Integrative Schritte in der Europäischen Union: Das bekannte Muster, wonach unliebsame aber notwendige integrative Schritte in der EU erst in einer Krise stattfinden, ist auch während der Corona-Krise erkennbar. Für die EU, vor allem aber für die Eurozone, würde ein anhaltendes Auseinanderlaufen der volkswirtschaftlichen Kenngrößen (Wirtschaftswachstum, Inflation, Produktivität, Arbeitslosigkeit, Verschuldung) die Wahrscheinlichkeit für ein Auseinanderbrechen ansteigen lassen. Staatliche Investitionen sollten sich an der wirtschaftlichen Notwendigkeit, nicht an der Kreditwürdigkeit eines Landes orientieren. Der jüngste Vorschlag der Europäischen Kommission (Next Generation EU), wonach die EU Anleihen im Ausmaß von 750 Milliarden Euro begeben könnte und Euro 500 Milliarden Euro in Form von Zuschüssen verwendet werden würden geht in die Richtung Transferunion.
Rivalität zwischen den USA und China: Die Rivalität zwischen der größten Volkswirtschaft der Welt und dem aufstrebenden China hat in den vergangenen Jahren an Intensität gewonnen. Auch in den vergangenen Monaten haben sich die Beziehungen verschlechtert (Hong Kong, Exportbeschränkungen für Halbleiter). Der Konflikt hat negative Implikationen auf mehreren Ebenen. Unter anderem dämpft die dadurch entstandene Unsicherheit die Unternehmensstimmung und damit die Investitionstätigkeit der Unternehmen.

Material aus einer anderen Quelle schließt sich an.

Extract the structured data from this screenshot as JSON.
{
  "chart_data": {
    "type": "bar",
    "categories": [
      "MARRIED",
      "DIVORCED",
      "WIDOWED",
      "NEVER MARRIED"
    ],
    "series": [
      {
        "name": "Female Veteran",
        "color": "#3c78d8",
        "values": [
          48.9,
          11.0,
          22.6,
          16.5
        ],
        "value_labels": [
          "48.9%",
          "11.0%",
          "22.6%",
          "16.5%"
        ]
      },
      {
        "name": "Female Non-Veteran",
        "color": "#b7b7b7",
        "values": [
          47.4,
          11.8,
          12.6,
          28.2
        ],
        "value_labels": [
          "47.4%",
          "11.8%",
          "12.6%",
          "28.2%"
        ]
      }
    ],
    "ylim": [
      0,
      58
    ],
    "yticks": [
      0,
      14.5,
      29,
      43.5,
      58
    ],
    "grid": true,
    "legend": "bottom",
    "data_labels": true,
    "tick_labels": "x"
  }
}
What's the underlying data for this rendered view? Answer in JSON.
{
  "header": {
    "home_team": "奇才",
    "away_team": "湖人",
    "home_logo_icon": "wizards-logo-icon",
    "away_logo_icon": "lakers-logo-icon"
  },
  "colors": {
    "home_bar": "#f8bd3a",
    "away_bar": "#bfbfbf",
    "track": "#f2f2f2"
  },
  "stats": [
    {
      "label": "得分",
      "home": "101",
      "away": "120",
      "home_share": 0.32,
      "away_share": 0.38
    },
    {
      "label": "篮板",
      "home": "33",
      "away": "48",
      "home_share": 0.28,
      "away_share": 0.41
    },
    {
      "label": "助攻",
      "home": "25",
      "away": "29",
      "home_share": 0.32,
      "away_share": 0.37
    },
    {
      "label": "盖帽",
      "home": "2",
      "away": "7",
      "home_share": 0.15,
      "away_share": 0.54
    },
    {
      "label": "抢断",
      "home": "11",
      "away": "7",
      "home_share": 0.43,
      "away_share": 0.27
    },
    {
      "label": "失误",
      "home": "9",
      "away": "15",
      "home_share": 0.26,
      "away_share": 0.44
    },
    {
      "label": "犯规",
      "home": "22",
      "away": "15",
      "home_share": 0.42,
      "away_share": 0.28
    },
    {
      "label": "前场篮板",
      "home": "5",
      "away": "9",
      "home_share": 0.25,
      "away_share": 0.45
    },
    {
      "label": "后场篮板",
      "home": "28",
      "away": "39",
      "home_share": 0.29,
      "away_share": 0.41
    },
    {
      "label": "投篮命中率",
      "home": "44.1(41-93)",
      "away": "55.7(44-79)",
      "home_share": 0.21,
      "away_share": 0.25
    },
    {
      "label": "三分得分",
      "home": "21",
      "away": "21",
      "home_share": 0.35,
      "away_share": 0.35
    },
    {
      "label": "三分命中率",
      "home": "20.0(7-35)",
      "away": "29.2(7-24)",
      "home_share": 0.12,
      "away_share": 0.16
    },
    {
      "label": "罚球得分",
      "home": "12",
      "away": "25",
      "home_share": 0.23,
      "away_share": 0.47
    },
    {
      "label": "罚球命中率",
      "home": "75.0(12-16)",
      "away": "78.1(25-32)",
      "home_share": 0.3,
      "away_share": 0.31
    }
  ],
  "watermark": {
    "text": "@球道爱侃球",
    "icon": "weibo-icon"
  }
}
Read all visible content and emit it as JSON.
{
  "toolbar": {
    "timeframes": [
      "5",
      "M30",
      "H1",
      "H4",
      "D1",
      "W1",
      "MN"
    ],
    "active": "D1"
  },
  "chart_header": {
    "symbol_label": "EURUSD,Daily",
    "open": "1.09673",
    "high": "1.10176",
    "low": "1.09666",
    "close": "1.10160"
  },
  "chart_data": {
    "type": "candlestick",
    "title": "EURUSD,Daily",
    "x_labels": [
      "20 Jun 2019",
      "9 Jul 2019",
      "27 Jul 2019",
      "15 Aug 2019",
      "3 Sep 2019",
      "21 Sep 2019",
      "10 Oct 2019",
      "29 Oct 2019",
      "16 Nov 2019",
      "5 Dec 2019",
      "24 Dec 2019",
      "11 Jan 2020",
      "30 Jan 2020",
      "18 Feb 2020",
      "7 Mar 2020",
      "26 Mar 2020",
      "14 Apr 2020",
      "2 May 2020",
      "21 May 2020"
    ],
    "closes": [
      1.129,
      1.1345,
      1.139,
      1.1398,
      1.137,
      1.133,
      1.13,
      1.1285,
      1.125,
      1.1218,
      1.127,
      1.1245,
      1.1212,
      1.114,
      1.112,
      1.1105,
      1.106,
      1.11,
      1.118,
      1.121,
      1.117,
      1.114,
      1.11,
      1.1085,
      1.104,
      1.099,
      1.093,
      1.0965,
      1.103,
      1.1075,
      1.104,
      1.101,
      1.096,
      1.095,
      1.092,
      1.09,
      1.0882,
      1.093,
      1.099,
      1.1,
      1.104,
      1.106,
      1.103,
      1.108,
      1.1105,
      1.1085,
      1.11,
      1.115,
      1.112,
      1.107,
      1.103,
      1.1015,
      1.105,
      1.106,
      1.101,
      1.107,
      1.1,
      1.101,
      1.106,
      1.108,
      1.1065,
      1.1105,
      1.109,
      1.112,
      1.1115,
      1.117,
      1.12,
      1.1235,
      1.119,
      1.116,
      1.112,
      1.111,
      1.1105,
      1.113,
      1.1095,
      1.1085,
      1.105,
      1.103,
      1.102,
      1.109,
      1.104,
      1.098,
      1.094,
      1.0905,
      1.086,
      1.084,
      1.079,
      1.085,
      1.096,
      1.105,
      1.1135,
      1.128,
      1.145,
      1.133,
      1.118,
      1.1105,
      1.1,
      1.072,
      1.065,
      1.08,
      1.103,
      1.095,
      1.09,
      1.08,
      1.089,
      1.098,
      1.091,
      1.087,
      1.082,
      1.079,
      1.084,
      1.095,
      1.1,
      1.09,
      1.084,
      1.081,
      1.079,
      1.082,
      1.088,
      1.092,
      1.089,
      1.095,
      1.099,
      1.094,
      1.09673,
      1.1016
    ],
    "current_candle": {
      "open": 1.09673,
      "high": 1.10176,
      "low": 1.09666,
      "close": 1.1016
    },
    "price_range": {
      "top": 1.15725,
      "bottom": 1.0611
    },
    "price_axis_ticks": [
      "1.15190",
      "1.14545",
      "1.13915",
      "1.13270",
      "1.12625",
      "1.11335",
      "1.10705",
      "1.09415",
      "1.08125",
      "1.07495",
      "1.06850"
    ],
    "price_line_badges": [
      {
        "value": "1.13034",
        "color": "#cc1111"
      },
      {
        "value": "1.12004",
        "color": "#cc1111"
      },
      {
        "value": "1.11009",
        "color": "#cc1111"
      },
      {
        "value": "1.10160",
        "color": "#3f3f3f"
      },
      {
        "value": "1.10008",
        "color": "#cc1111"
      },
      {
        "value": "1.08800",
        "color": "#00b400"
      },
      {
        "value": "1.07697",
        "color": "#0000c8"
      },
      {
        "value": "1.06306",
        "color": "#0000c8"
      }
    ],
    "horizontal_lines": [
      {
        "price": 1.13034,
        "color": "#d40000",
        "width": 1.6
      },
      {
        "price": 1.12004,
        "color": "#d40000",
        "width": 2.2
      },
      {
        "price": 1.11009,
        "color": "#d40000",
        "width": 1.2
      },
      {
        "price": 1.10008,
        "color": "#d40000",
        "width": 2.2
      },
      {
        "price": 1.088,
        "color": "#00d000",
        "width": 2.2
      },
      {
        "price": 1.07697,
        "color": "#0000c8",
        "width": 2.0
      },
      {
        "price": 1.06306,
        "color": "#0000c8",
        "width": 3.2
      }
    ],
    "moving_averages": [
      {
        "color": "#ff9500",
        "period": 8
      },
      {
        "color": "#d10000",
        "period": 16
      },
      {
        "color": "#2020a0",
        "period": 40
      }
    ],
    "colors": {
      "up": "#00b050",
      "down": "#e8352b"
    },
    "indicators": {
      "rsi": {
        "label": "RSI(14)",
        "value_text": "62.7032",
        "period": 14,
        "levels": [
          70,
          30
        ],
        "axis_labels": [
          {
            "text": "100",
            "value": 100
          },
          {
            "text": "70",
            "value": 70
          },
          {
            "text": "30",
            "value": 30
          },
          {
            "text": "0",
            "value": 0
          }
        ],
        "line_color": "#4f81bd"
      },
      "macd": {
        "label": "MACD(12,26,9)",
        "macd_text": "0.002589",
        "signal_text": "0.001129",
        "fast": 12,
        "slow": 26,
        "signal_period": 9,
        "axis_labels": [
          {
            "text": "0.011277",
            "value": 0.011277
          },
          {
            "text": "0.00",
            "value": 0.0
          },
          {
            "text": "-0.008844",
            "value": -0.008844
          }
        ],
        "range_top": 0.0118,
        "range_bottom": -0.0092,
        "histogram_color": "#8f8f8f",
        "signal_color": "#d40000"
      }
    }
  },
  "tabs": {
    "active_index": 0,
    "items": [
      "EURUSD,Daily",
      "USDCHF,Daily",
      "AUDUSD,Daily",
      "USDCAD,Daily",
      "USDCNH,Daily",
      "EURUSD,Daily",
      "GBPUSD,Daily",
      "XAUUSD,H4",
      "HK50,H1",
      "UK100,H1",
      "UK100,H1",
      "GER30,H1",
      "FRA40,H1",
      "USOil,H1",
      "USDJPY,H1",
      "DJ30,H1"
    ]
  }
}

Globalisierung im Rückbau: Nach der Großen Rezession 2008/2009 haben die globalen Exporte und Importe einen deutlich geringeren Wachstumspfad eingeschlagen. Mit dem Handelskonflikt zwischen den USA und China hat der Welthandel sogar eine fallende Tendenz eingeschlagen. Die Corona-Krise hat zu einem deutlichen Einbruch der Exporte und Importe geführt. Im Bereich Handel könnte die Corona-Krise zwei bleibende Auswirkungen haben. A) Die Tendenz zur staatlichen Unterstützung von strategischen Industrien beziehungsweise zur Abschottung könnte durch eine zunehmende protektionistische Grundhaltung verstärkt werden und damit schlussendlich auch nicht strategische Industrien betreffen. B) Der Ruf nach mehr Versorgungssicherheit betrifft generell die Reduktion der Just-In-Produktion und den Aufbau der Produktion von medizinischen Produkten in der Nähe des Endverbrauchs. Auch diese Entwicklung könnte überschießen und zu einem Rückgang des Welthandels in Sektoren außerhalb des Gesundheitsbereichs führen.
TINA: Die Triebfeder für Finanzinvestitionen wird in absehbarer Zeit abermals mit „There-Is-No-Alternative“ zu risikobehafteten Wertpapierklassen beschrieben werden können. Die Kombination von anhaltend sehr niedriger Verzinsung von Staatsanleihen, die Verbesserung der Wirtschaftsdaten und die sehr hohe von den Zentralbanken erzeugte Liquidität unterstützt Veranlagungsformen wie Aktien und Unternehmensanleihen.
Das allgemeine Risiko liegt in einer Asset Price Inflation. In diesem Szenario kommt es zu einer Abkopplung der Wertpapierpreise von den Wirtschaftsdaten. Denn obwohl es keine Alternative zu riskanten Veranlagungen zu geben scheint, ist mit diesem Ansatz natürlich noch nicht gesagt, welche Veranlagungen zu welchem Zeitpunkt am günstigsten sind.